In the 1920s, when he was in his 40s, no less, Bela Bartok and a friend carried a reel to reel tape recorder, and big heavy batteries to power it, into the Carpathian Mountains! Among the first of what we now call ethnomusicologists, Bartok recorded Hungarian peasants playing their traditional instruments and singing songs passed down through generations. Whenever I think of what Bartok accomplished, a line from an old Jane Sibbery song, The Empty City, runs through my head:
Because if no one gets this down -- then it's gone forever.
Bartok saved an enormous body of music from loss through industrialization and modernity. Because the people creating the music were not educated in a music conservatory, they also did not have the limits a formal education could impose. What we called "modern" in the 20th century -- dissonance, atypical rhythms and meters, deviations from the Western standard diatonic scale -- we can hear in Bartok's music, inspired by and borrowed from the music that Bartok recorded on that heavy, cumbersome reel-to-reel tape recorder in the 1920s. He did similar research in Turkey in the 1930s and later worked at Columbia University Libraries with his wife classifying Serbian and Croatian folk music.

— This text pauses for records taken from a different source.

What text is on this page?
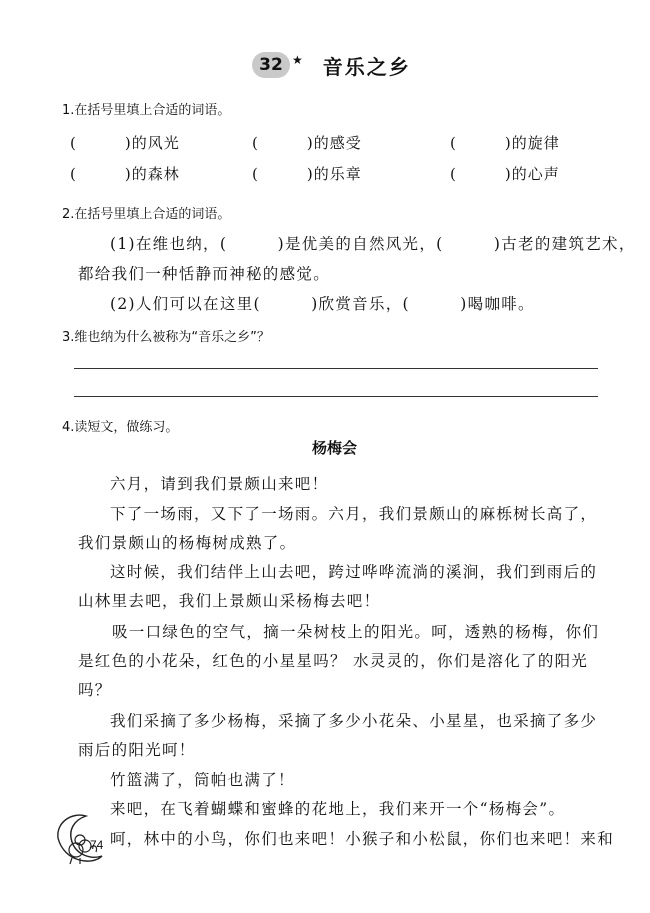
32 ★ 音乐之乡
1.在括号里填上合适的词语。
(　　　)的风光	(　　　)的感受	(　　　)的旋律
(　　　)的森林	(　　　)的乐章	(　　　)的心声
2.在括号里填上合适的词语。
(1)在维也纳，(　　　)是优美的自然风光，(　　　)古老的建筑艺术，
都给我们一种恬静而神秘的感觉。
(2)人们可以在这里(　　　)欣赏音乐，(　　　)喝咖啡。
3.维也纳为什么被称为“音乐之乡”？
4.读短文，做练习。
杨梅会
六月，请到我们景颇山来吧！
下了一场雨，又下了一场雨。六月，我们景颇山的麻栎树长高了，
我们景颇山的杨梅树成熟了。
这时候，我们结伴上山去吧，跨过哗哗流淌的溪涧，我们到雨后的
山林里去吧，我们上景颇山采杨梅去吧！
吸一口绿色的空气，摘一朵树枝上的阳光。呵，透熟的杨梅，你们
是红色的小花朵，红色的小星星吗？ 水灵灵的，你们是溶化了的阳光
吗？
我们采摘了多少杨梅，采摘了多少小花朵、小星星，也采摘了多少
雨后的阳光呵！
竹篮满了，筒帕也满了！
来吧，在飞着蝴蝶和蜜蜂的花地上，我们来开一个“杨梅会”。
呵，林中的小鸟，你们也来吧！小猴子和小松鼠，你们也来吧！来和
74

Bartok immigrated to the United States in 1940, having antagonized the Hungarian government with his outspoken anti-fascist views. In the last 5 years of his life, his music did not enjoy much popularity, although he did earn some money from concerts. He died of leukemia in 1945.
In the 1950s, another Hungarian-American, the comedian Ernie Kovacs, in an episode of his innovative television show, staged a wordless New York City street scene to Bartok's Concerto for Orchestra. This segment, so unusual and wonderful, came out of that period of television programming in which brilliant people explored the possibilities of the new medium.
In the 21st century, Bartok's music continues to appear on concert programs and new recordings and interpretations of his works have come out on CD and on classical music streaming services. Mechanics Institute Library has 13 Music CDs of Bartok's compositions.